His search for land led him to collaborate with other farmers from the area. Together, they were given access to a communal farm in Groblersdal by the Department of Public Works.
“We entered a lease agreement with an option to buy. At that stage, the land was still situated in Mpumalanga, but this area was later demarcated to fall within Limpopo. When this happened, the lease agreement fell away and we were told by officials to continue using the land without any formal lease agreement in place.”
At the time, they were told they would eventually be given title deeds to the land, but all they have received are promissory letters stating intent to transfer title for the land to the farmers.
Together with the farmers with whom he is sharing the farm, Sefoloshe has formed a co-operative called the Tafelkop Farmers’ Association. This consists of 32 farmers, including 14 tobacco farmers, who share 188ha. Sofoloshe himself farms on 5,25ha.
The farmers have several offtake agreements in place for their vegetables and other produce.
All tobacco is delivered to Limpopo Tobacco Processors.
Sefoloshe says working together as communal farmers allows them to assist each other to be able to produce optimally and meet market demand.

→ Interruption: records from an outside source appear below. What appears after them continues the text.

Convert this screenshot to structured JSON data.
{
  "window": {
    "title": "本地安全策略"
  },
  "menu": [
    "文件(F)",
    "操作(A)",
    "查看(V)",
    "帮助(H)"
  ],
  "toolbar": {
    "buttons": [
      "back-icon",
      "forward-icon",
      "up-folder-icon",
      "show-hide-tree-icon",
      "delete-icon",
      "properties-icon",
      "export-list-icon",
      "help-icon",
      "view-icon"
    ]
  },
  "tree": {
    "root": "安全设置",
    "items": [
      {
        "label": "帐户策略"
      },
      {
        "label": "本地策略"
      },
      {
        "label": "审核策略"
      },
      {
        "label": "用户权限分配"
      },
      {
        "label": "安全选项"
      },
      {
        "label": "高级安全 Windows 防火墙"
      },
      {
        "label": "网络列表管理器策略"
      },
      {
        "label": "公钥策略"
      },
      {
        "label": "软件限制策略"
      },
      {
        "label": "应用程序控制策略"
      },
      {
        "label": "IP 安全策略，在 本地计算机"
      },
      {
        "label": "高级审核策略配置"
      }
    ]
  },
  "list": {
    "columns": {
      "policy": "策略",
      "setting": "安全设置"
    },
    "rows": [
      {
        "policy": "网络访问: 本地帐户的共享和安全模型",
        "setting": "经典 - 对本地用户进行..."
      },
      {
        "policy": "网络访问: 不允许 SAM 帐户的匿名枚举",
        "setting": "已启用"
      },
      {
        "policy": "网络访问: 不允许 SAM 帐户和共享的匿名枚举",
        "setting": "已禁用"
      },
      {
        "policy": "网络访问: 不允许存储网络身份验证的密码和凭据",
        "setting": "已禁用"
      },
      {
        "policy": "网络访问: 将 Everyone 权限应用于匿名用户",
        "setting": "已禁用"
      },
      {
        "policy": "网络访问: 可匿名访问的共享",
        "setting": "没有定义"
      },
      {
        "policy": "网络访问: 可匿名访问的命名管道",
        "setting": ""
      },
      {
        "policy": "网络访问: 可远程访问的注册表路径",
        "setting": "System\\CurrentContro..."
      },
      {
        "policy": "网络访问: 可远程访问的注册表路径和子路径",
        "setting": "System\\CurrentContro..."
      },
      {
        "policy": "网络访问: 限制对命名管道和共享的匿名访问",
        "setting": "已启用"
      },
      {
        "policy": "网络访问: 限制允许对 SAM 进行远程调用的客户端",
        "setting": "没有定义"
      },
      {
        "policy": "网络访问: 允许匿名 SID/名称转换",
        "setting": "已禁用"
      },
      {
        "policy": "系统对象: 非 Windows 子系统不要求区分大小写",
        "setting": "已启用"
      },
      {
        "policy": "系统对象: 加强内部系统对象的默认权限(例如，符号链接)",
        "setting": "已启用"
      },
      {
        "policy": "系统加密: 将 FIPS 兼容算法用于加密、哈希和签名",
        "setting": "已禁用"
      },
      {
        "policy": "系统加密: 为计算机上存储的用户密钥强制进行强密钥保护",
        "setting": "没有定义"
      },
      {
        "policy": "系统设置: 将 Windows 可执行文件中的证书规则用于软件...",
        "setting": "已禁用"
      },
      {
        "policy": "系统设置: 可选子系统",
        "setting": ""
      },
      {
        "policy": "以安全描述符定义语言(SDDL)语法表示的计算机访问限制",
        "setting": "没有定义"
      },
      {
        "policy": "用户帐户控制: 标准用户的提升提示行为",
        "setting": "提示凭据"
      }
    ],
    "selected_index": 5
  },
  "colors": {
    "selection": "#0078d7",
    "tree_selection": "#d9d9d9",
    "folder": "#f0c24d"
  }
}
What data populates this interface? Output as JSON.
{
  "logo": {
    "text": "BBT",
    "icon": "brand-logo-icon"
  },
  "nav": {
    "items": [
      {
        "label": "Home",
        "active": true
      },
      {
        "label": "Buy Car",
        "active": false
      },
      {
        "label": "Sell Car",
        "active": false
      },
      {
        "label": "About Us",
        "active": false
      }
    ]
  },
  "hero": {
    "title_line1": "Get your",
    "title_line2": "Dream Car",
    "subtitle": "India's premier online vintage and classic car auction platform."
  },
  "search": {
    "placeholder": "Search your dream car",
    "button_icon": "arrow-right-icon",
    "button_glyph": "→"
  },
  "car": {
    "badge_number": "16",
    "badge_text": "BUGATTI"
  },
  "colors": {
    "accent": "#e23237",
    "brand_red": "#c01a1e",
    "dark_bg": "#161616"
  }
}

As a community, they also share farming equipment.
“Farming next to each other, it’s important to work together because of the challenges, such as diseases, that we face. We’ve arranged to meet every three weeks to discuss any new developments on the farm,” he says.
In the beginning, the farmers were focused mainly on vegetable farming, but they were later introduced to tobacco by a neighbouring commercial farmer, Joby Graham.
“As we were still learning, we didn’t have drying and processing facilities, but Joby would buy our produce after harvest,” Sefoloshe recalls.
This arrangement lasted for three years, but due to a water supply problem, the farmers had to stop producing for a while. By the time they were ready to start again, Graham was no longer farming in the area.